Muskogee Southern Railroad

Overview
- Locale: Oklahoma
- Dates of operation: 1902–1904

Technical
- Track gauge: 4 ft 8+1⁄2 in (1,435 mm)
- Length: 37 mi (60 km)

= Muskogee Southern Railroad =

Former railroad line

The Muskogee Southern Railroad, which existed from 1902 to 1904, constructed only one line in its history. It built south from Muskogee, Oklahoma to the Canadian River, a distance of approximately 37 miles.

==History==
The Muskogee Southern Railroad, starting in 1902, built south from Muskogee in the 1902-1903 timeframe through the towns of Warner and Porum to a point on the Canadian River. There, construction stopped due to lack of funding for a bridge. A map shows this distance as about 37 miles.
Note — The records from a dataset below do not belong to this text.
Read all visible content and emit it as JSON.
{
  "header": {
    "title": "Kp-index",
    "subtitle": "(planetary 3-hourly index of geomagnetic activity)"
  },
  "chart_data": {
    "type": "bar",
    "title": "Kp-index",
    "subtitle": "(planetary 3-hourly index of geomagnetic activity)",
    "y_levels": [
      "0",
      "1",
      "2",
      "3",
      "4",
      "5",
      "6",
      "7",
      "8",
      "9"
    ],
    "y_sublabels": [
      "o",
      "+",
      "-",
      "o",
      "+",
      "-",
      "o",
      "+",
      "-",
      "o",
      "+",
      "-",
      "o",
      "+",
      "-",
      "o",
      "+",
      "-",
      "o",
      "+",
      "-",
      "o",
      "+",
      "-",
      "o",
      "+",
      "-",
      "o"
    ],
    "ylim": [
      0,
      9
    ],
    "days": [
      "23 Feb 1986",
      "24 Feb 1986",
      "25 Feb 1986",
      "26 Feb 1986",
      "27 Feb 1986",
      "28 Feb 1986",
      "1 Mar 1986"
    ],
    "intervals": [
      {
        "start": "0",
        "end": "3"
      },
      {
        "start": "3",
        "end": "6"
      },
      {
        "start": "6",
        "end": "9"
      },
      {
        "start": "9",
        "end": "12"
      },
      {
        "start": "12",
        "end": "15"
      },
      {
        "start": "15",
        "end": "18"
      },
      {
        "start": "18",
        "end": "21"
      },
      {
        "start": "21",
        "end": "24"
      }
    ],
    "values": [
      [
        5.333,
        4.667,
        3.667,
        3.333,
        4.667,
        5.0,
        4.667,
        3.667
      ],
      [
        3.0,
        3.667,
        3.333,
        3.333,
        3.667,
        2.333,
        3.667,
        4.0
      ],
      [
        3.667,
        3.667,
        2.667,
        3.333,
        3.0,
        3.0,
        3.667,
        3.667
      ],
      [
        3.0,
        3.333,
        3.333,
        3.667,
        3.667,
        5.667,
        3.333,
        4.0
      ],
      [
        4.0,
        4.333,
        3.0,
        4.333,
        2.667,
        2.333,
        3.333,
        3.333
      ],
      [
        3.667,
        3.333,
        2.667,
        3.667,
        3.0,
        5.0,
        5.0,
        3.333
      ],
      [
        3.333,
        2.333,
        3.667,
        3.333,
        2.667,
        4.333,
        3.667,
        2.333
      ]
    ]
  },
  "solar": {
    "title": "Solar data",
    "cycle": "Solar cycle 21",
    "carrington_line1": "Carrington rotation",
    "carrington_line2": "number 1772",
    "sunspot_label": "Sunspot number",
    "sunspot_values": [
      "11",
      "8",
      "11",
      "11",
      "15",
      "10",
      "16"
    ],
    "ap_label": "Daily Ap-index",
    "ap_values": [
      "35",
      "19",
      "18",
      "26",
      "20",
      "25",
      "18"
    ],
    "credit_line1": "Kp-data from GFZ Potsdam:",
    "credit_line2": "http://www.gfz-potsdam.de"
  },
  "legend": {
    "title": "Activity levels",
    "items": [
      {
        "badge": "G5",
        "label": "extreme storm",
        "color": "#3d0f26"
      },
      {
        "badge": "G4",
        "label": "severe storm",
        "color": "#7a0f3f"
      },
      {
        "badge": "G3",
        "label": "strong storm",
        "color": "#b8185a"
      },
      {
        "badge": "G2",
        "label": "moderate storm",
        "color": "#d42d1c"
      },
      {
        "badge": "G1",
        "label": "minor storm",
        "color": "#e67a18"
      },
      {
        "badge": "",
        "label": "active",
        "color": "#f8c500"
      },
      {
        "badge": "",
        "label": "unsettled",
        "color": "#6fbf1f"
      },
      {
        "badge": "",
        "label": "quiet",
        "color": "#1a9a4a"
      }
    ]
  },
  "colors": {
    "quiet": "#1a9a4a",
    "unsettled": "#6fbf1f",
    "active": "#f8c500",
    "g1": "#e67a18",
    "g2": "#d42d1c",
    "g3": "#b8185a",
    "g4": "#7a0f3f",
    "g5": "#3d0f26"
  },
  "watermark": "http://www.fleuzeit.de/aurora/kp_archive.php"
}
Meanwhile, the Midland Valley Railroad, chartered in 1903, built from Hartford, Arkansas into Oklahoma, getting to Bokoshe by 1904. That railway then decided it needed to reach Muskogee in order to exchange with the Missouri–Kansas–Texas Railroad. So, it completed its rails to the opposite bank of the Canadian River, acquired the Muskogee Southern assets, and built the missing bridge, allowing it to then run to Muskogee over the former Muskogee Southern trackage, arriving before the end of 1904.

Modern railroad maps do not show this trackage as still existing.